Durant l’été 1904, alors qu’elle file un amour clandestin, mais parfait, avec Hélène, Renée reçoit une lettre d’une mystérieuse admiratrice turque. Celle qui lui écrit de Constantinople est Kérimé Turkhan Pacha, jeune femme de haute lignée, mariée à un diplomate turc. Une relation épistolaire débute entre elles. Leurs rencontres sont très rares. « Tu es pour moi l’apparition unique, qui jette, dans une existence terne, sa lueur merveilleuse. Inoubliable et inoubliée, tu demeures auprès de moi, moi [sic] dans mes pensées et dans mes songes, jusqu’à l’heure bienheureuse du revoir », écrit l’autrice britannique à son amante lointaine. Leur correspondance sera brûlante, mais leur relation impossible restera onirique. 

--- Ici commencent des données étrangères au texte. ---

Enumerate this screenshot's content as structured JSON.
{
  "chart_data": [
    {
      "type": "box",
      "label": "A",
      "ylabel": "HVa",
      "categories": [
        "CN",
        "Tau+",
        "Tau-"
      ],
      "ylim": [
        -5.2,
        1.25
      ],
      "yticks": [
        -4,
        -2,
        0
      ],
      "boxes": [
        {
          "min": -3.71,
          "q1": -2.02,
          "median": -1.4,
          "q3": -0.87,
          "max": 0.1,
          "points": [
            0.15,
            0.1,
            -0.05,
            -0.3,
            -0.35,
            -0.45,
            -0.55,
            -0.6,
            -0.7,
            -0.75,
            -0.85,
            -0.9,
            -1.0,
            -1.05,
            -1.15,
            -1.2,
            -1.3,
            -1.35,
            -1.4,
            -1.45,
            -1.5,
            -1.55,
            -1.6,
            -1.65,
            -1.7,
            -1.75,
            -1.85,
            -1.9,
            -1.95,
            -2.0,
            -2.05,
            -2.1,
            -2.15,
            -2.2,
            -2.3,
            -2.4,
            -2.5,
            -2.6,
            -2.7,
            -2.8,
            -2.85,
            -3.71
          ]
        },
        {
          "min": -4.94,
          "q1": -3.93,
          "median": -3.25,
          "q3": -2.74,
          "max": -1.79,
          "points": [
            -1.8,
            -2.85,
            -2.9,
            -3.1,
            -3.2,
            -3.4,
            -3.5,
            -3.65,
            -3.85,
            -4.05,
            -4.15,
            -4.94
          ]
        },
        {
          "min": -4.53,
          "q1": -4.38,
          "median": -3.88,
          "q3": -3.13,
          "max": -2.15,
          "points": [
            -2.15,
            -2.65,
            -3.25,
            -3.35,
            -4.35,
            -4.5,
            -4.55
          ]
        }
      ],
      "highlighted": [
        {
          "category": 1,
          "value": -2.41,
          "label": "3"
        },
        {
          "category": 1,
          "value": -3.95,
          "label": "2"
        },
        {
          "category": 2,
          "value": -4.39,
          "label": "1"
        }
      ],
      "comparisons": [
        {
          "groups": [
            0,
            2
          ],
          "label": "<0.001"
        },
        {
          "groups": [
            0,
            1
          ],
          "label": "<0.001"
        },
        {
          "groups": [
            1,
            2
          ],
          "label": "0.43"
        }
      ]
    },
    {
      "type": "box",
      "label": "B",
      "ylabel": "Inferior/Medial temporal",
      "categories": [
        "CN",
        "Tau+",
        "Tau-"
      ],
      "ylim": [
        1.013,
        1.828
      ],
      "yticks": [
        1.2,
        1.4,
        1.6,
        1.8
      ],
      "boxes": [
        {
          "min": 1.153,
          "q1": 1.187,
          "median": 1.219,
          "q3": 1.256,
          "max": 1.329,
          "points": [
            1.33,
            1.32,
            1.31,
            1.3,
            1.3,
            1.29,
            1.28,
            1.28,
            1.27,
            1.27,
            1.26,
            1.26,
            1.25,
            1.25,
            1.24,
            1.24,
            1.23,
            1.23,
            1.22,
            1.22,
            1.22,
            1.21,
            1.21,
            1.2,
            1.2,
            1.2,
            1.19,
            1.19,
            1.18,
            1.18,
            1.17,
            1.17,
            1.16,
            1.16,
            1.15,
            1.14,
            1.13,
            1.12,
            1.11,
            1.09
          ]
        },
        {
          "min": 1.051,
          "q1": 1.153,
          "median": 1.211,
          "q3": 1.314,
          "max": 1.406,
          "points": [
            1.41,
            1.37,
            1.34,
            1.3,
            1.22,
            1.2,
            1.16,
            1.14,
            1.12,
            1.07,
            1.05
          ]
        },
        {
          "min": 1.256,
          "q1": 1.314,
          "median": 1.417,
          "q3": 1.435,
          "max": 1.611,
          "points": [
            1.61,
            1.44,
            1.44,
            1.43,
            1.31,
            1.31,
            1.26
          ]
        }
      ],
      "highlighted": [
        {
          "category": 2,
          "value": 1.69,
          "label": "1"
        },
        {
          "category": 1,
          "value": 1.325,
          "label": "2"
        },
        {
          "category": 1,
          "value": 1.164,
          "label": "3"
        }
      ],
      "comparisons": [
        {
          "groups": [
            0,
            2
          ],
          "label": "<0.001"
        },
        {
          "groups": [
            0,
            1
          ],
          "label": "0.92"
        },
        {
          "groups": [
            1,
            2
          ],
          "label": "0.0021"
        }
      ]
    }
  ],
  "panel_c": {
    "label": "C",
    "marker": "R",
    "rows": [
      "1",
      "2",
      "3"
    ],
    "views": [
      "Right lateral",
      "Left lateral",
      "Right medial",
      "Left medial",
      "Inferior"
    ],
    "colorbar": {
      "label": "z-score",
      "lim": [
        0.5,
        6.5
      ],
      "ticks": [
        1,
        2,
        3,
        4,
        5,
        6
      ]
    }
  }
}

Ces deux aventures vont prendre fin. Après plusieurs années de relation, Hélène de Zuylen quitte brusquement Renée Vivien pour une autre femme. Et la liaison épistolaire avec Kérimé cesse à son tour, la jeune Turque devant suivre son mari à Saint-Pétersbourg. 

pauline m. Tarn 1877 1909 said Renee Vivien french poet of american origins
© PVDE / Rue des Archives
Une fin tragique 

Ces ruptures plongent Renée Vivien dans un profond désespoir, elle s’éteint, elle meurt peu à peu de chagrin. En 1908, lors d’un séjour à Londres, inconsolable et endettée, elle tente de se suicider avec du laudanum. En attendant la mort, elle se serait allongée sur son canapé en tenant un bouquet de violettes sur son cœur. Renée survit, mais contracte une pleurésie, qui l’affaiblit encore. Recluse, enfermée dans la dépression, elle sombre dans l’alcool. Souffrant d’anorexie, elle refuse de se nourrir. Sa santé se dégrade inéluctablement et la poétesse décède le 18 novembre 1909 à Paris à l’âge de 32 ans. 

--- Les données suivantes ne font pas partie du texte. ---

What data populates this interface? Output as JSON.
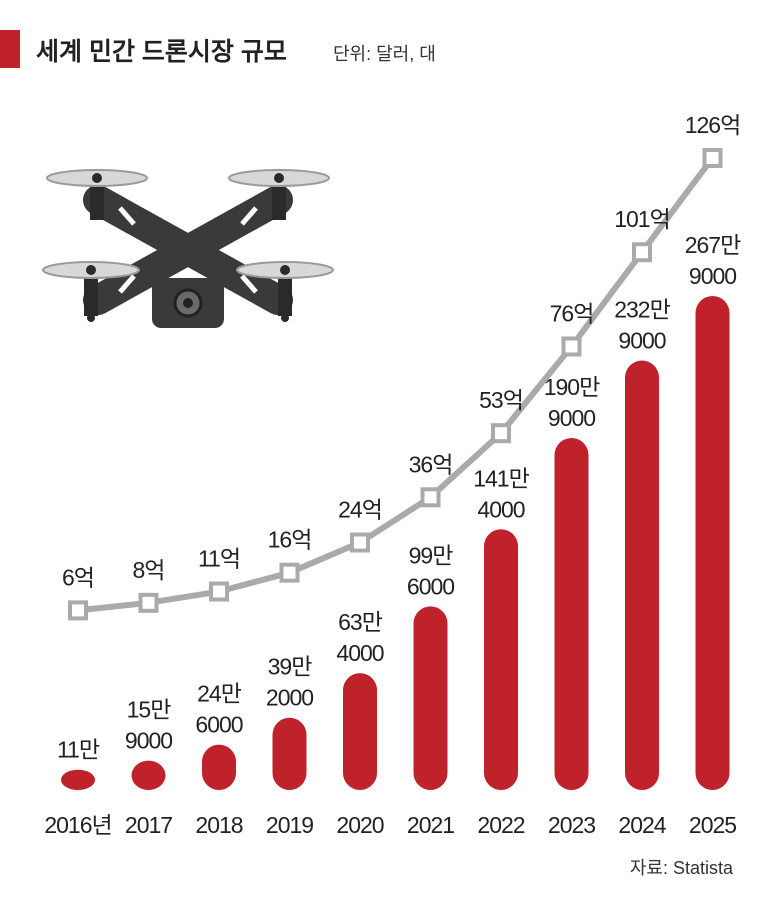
{
  "header": {
    "title": "세계 민간 드론시장 규모",
    "unit": "단위: 달러, 대"
  },
  "footer": {
    "source": "자료: Statista"
  },
  "colors": {
    "bar": "#c0222c",
    "line": "#aaaaaa",
    "accent": "#c0222c",
    "text": "#222222"
  },
  "chart_data": {
    "type": "bar",
    "categories": [
      "2016년",
      "2017",
      "2018",
      "2019",
      "2020",
      "2021",
      "2022",
      "2023",
      "2024",
      "2025"
    ],
    "series": [
      {
        "type": "line",
        "values": [
          6,
          8,
          11,
          16,
          24,
          36,
          53,
          76,
          101,
          126
        ],
        "labels": [
          "6억",
          "8억",
          "11억",
          "16억",
          "24억",
          "36억",
          "53억",
          "76억",
          "101억",
          "126억"
        ]
      },
      {
        "type": "bar",
        "values": [
          110000,
          159000,
          246000,
          392000,
          634000,
          996000,
          1414000,
          1909000,
          2329000,
          2679000
        ],
        "labels": [
          [
            "11만"
          ],
          [
            "15만",
            "9000"
          ],
          [
            "24만",
            "6000"
          ],
          [
            "39만",
            "2000"
          ],
          [
            "63만",
            "4000"
          ],
          [
            "99만",
            "6000"
          ],
          [
            "141만",
            "4000"
          ],
          [
            "190만",
            "9000"
          ],
          [
            "232만",
            "9000"
          ],
          [
            "267만",
            "9000"
          ]
        ]
      }
    ]
  }
}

Renée Vivien est enterrée dans le quartier où elle a vécu, au cimetière de Passy, à Paris. Un prix de poésie en son hommage récompense annuellement un auteur, une autrice, dont les sujets de prédilections se rapprochent des siens. Si la talentueuse poétesse fut éclipsée de son vivant, ses vers sont redécouverts et réédités ces dernières années. Un peu de reconnaissance, enfin, pour Renée Vivien…

1. La Double Ambiguïté fait partie du recueil Échos et Reflets, publié par Renée Vivien en 1903 sous le nom de Paule Riversdale.

2. Extrait du poème Lucidité, dans Études et Préludes, publié en 1901.